U.S. Senator Tom Udall (D-N.M.) and U.S. Representative Alan Lowenthal (D-Calif.) announces plans to introduce legislation later this year aimed at helping end plastic waste. Udall and Lowenthal also shared an outline of their bill. The American Chemistry Council issued the following statement in response to the announcement:
“America’s plastic makers are fully committed to doing our part to help end plastic waste, and we welcome the opportunity to work with Congress in shaping legislation that will help cleanup and protect our environment.
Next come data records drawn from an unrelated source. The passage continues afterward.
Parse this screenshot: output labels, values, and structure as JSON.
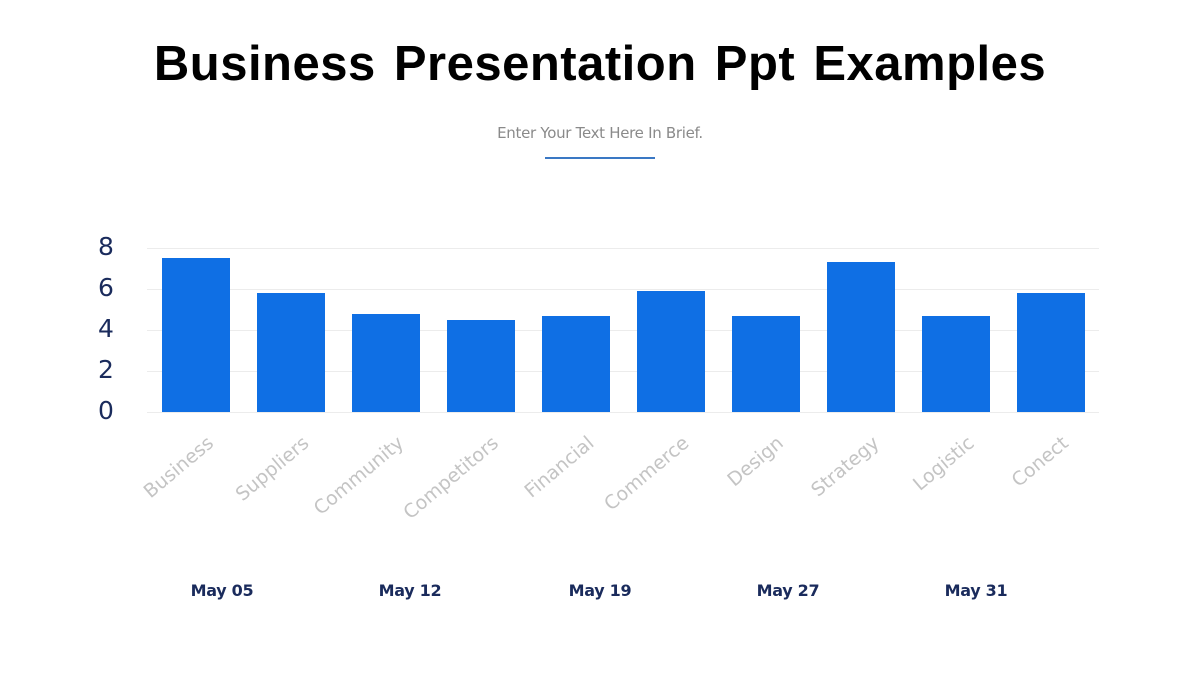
{
  "slide": {
    "title": "Business Presentation Ppt Examples",
    "subtitle": "Enter Your Text Here In Brief."
  },
  "colors": {
    "bar": "#0f6fe4",
    "axis_text": "#1a2b5c",
    "category_text": "#c4c4c4",
    "accent_underline": "#3a78c4"
  },
  "chart_data": {
    "type": "bar",
    "title": "",
    "xlabel": "",
    "ylabel": "",
    "categories": [
      "Business",
      "Suppliers",
      "Community",
      "Competitors",
      "Financial",
      "Commerce",
      "Design",
      "Strategy",
      "Logistic",
      "Conect"
    ],
    "values": [
      7.5,
      5.8,
      4.8,
      4.5,
      4.7,
      5.9,
      4.7,
      7.3,
      4.7,
      5.8
    ],
    "ylim": [
      0,
      8
    ],
    "yticks": [
      "0",
      "2",
      "4",
      "6",
      "8"
    ],
    "grid": true,
    "legend": null,
    "x_label_rotation": -40
  },
  "dates": [
    "May 05",
    "May 12",
    "May 19",
    "May 27",
    "May 31"
  ]
}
“For example, we support the bipartisan Save Our Seas 2.0 Act introduced earlier this year, which would aid scientists and agencies in identifying innovative ways to repurpose used plastics and to study technologies for converting these materials into resources for new manufacturing. SOS 2.0 also would provide assistance to help nations with rapidly developing economies build the infrastructure and systems needed to recycle, recover and manage more waste. Research shows that more than 60 percent of waste enters the ocean from just five countries. In contrast, less than one percent of ocean leakage occurs in the United States. These steps are critical for accelerating the move toward a circular economy in the United States and abroad.
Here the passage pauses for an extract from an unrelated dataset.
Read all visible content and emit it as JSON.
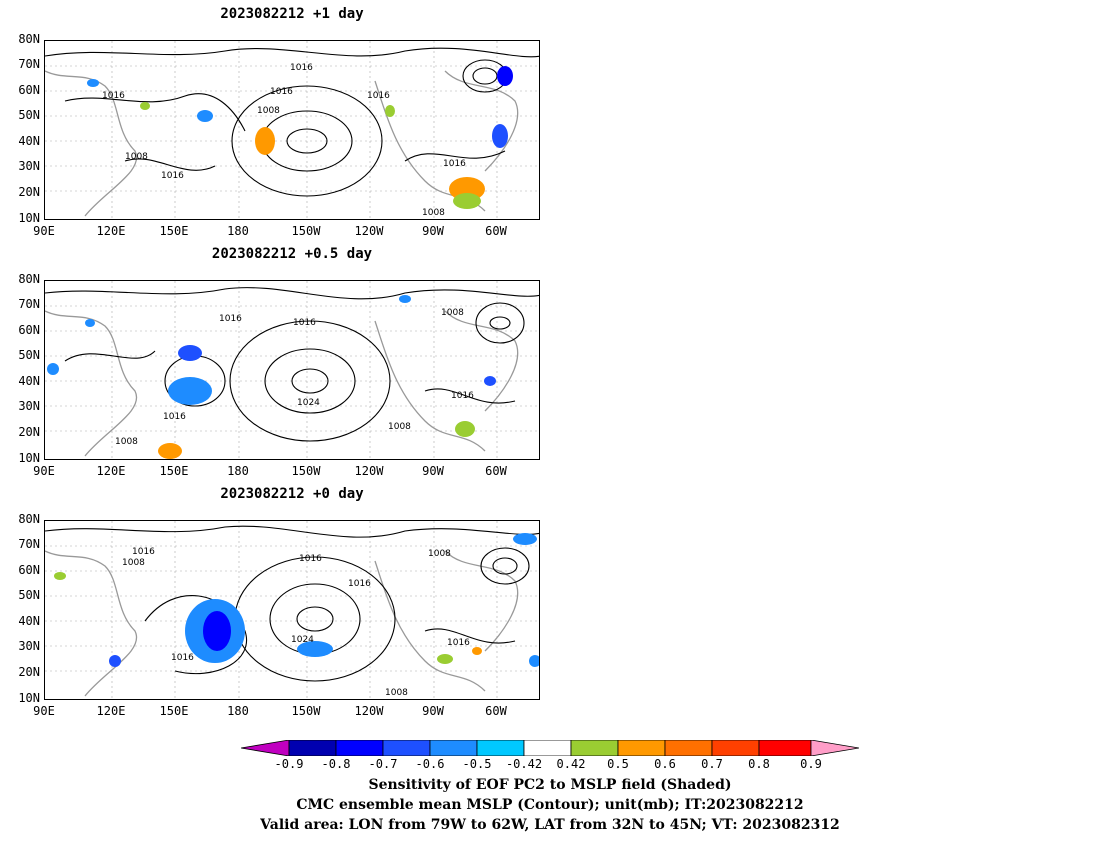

“Unfortunately, the outline of new legislation released today suggests banning certain plastics, which, studies show, would have the unintended consequences of increasing greenhouse gas emissions and other environmental impacts. A robust study completed in 2015 by the firm Trucost shows that replacing plastics with alternatives in common packages and consumer products would raise environmental costs nearly fourfold.
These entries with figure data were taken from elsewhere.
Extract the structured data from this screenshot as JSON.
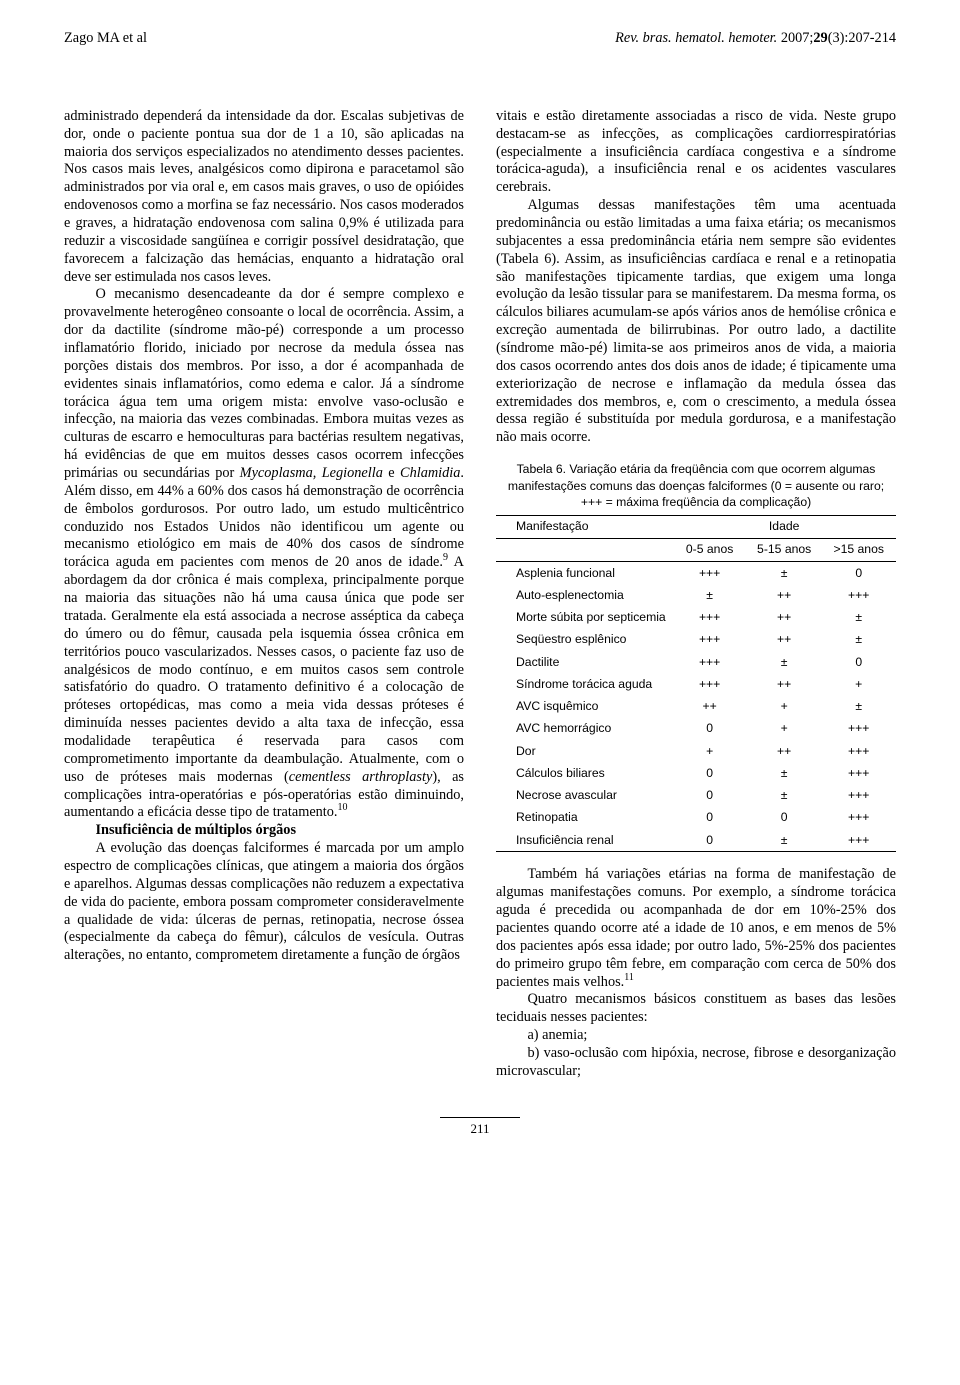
{
  "header": {
    "left": "Zago MA et al",
    "right_journal": "Rev. bras. hematol. hemoter. ",
    "right_cite": "2007;",
    "right_vol": "29",
    "right_issue": "(3):207-214"
  },
  "left_column": {
    "p1_a": "administrado dependerá da intensidade da dor. Escalas subjetivas de dor, onde o paciente pontua sua dor de 1 a 10, são aplicadas na maioria dos serviços especializados no atendimento desses pacientes. Nos casos mais leves, analgésicos como dipirona e paracetamol são administrados por via oral e, em casos mais graves, o uso de opióides endovenosos como a morfina se faz necessário. Nos casos moderados e graves, a hidratação endovenosa com salina 0,9% é utilizada para reduzir a viscosidade sangüínea e corrigir possível desidratação, que favorecem a falcização das hemácias, enquanto a hidratação oral deve ser estimulada nos casos leves.",
    "p2_a": "O mecanismo desencadeante da dor é sempre complexo e provavelmente heterogêneo consoante o local de ocorrência. Assim, a dor da dactilite (síndrome mão-pé) corresponde a um processo inflamatório florido, iniciado por necrose da medula óssea nas porções distais dos membros. Por isso, a dor é acompanhada de evidentes sinais inflamatórios, como edema e calor. Já a síndrome torácica água tem uma origem mista: envolve vaso-oclusão e infecção, na maioria das vezes combinadas. Embora muitas vezes as culturas de escarro e hemoculturas para bactérias resultem negativas, há evidências de que em muitos desses casos ocorrem infecções primárias ou secundárias por ",
    "p2_italic1": "Mycoplasma, Legionella",
    "p2_b": " e ",
    "p2_italic2": "Chlamidia",
    "p2_c": ". Além disso, em 44% a 60% dos casos há demonstração de ocorrência de êmbolos gordurosos. Por outro lado, um estudo multicêntrico conduzido nos Estados Unidos não identificou um agente ou mecanismo etiológico em mais de 40% dos casos de síndrome torácica aguda em pacientes com menos de 20 anos de idade.",
    "p2_sup1": "9",
    "p2_d": " A abordagem da dor crônica é mais complexa, principalmente porque na maioria das situações não há uma causa única que pode ser tratada. Geralmente ela está associada a necrose asséptica da cabeça do úmero ou do fêmur, causada pela isquemia óssea crônica em territórios pouco vascularizados. Nesses casos, o paciente faz uso de analgésicos de modo contínuo, e em muitos casos sem controle satisfatório do quadro. O tratamento definitivo é a colocação de próteses ortopédicas, mas como a meia vida dessas próteses é diminuída nesses pacientes devido a alta taxa de infecção, essa modalidade terapêutica é reservada para casos com comprometimento importante da deambulação. Atualmente, com o uso de próteses mais modernas (",
    "p2_italic3": "cementless arthroplasty",
    "p2_e": "), as complicações intra-operatórias e pós-operatórias estão diminuindo, aumentando a eficácia desse tipo de tratamento.",
    "p2_sup2": "10",
    "section_title": "Insuficiência de múltiplos órgãos",
    "p3": "A evolução das doenças falciformes é marcada por um amplo espectro de complicações clínicas, que atingem a maioria dos órgãos e aparelhos. Algumas dessas complicações não reduzem a expectativa de vida do paciente, embora possam comprometer consideravelmente a qualidade de vida: úlceras de pernas, retinopatia, necrose óssea (especialmente da cabeça do fêmur), cálculos de vesícula. Outras alterações, no entanto, comprometem diretamente a função de órgãos"
  },
  "right_column": {
    "p1": "vitais e estão diretamente associadas a risco de vida. Neste grupo destacam-se as infecções, as complicações cardiorrespiratórias (especialmente a insuficiência cardíaca congestiva e a síndrome torácica-aguda), a insuficiência renal e os acidentes vasculares cerebrais.",
    "p2": "Algumas dessas manifestações têm uma acentuada predominância ou estão limitadas a uma faixa etária; os mecanismos subjacentes a essa predominância etária nem sempre são evidentes (Tabela 6). Assim, as insuficiências cardíaca e renal e a retinopatia são manifestações tipicamente tardias, que exigem uma longa evolução da lesão tissular para se manifestarem. Da mesma forma, os cálculos biliares acumulam-se após vários anos de hemólise crônica e excreção aumentada de bilirrubinas. Por outro lado, a dactilite (síndrome mão-pé) limita-se aos primeiros anos de vida, a maioria dos casos ocorrendo antes dos dois anos de idade; é tipicamente uma exteriorização de necrose e inflamação da medula óssea das extremidades dos membros, e, com o crescimento, a medula óssea dessa região é substituída por medula gordurosa, e a manifestação não mais ocorre.",
    "p3_a": "Também há variações etárias na forma de manifestação de algumas manifestações comuns. Por exemplo, a síndrome torácica aguda é precedida ou acompanhada de dor em 10%-25% dos pacientes quando ocorre até a idade de 10 anos, e em menos de 5% dos pacientes após essa idade; por outro lado, 5%-25% dos pacientes do primeiro grupo têm febre, em comparação com cerca de 50% dos pacientes mais velhos.",
    "p3_sup": "11",
    "p4": "Quatro mecanismos básicos constituem as bases das lesões teciduais nesses pacientes:",
    "mech_a": "a) anemia;",
    "mech_b": "b) vaso-oclusão com hipóxia, necrose, fibrose e desorganização microvascular;"
  },
  "table6": {
    "caption": "Tabela 6. Variação etária da freqüência com que ocorrem algumas manifestações comuns das doenças falciformes (0 = ausente ou raro; +++ = máxima freqüência da complicação)",
    "header_manifest": "Manifestação",
    "header_idade": "Idade",
    "age_cols": [
      "0-5 anos",
      "5-15 anos",
      ">15 anos"
    ],
    "rows": [
      {
        "label": "Asplenia funcional",
        "v": [
          "+++",
          "±",
          "0"
        ]
      },
      {
        "label": "Auto-esplenectomia",
        "v": [
          "±",
          "++",
          "+++"
        ]
      },
      {
        "label": "Morte súbita por septicemia",
        "v": [
          "+++",
          "++",
          "±"
        ]
      },
      {
        "label": "Seqüestro esplênico",
        "v": [
          "+++",
          "++",
          "±"
        ]
      },
      {
        "label": "Dactilite",
        "v": [
          "+++",
          "±",
          "0"
        ]
      },
      {
        "label": "Síndrome torácica aguda",
        "v": [
          "+++",
          "++",
          "+"
        ]
      },
      {
        "label": "AVC isquêmico",
        "v": [
          "++",
          "+",
          "±"
        ]
      },
      {
        "label": "AVC hemorrágico",
        "v": [
          "0",
          "+",
          "+++"
        ]
      },
      {
        "label": "Dor",
        "v": [
          "+",
          "++",
          "+++"
        ]
      },
      {
        "label": "Cálculos biliares",
        "v": [
          "0",
          "±",
          "+++"
        ]
      },
      {
        "label": "Necrose avascular",
        "v": [
          "0",
          "±",
          "+++"
        ]
      },
      {
        "label": "Retinopatia",
        "v": [
          "0",
          "0",
          "+++"
        ]
      },
      {
        "label": "Insuficiência renal",
        "v": [
          "0",
          "±",
          "+++"
        ]
      }
    ],
    "col_widths": [
      "44%",
      "18.6%",
      "18.6%",
      "18.6%"
    ],
    "fontsize": 12.2
  },
  "page_number": "211"
}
“America’s plastics makers are partnering with government, scientists and non-profit organizations to develop solutions to help end plastic waste, such as by designing new products for greater recyclability, and by increasing technologies and systems to collect and repurpose more of our plastic resources. We’ve established a goal of making all plastic packaging in the United States recyclable or recoverable by 2030 and for all plastic packaging to be reused, recycled or recovered by 2040.
“Many of America’s plastic makers are among the founders of and contributors to the Alliance to End Plastic Waste, a new nonprofit with a goal of deploying $1.5 billion to help develop the systems, knowledge, and infrastructure needed to collect and repurpose plastic waste in the environment, including in regions where most of the leakage occurs.” Other key members of the Alliance include brand owners, plastic processors and recyclers.”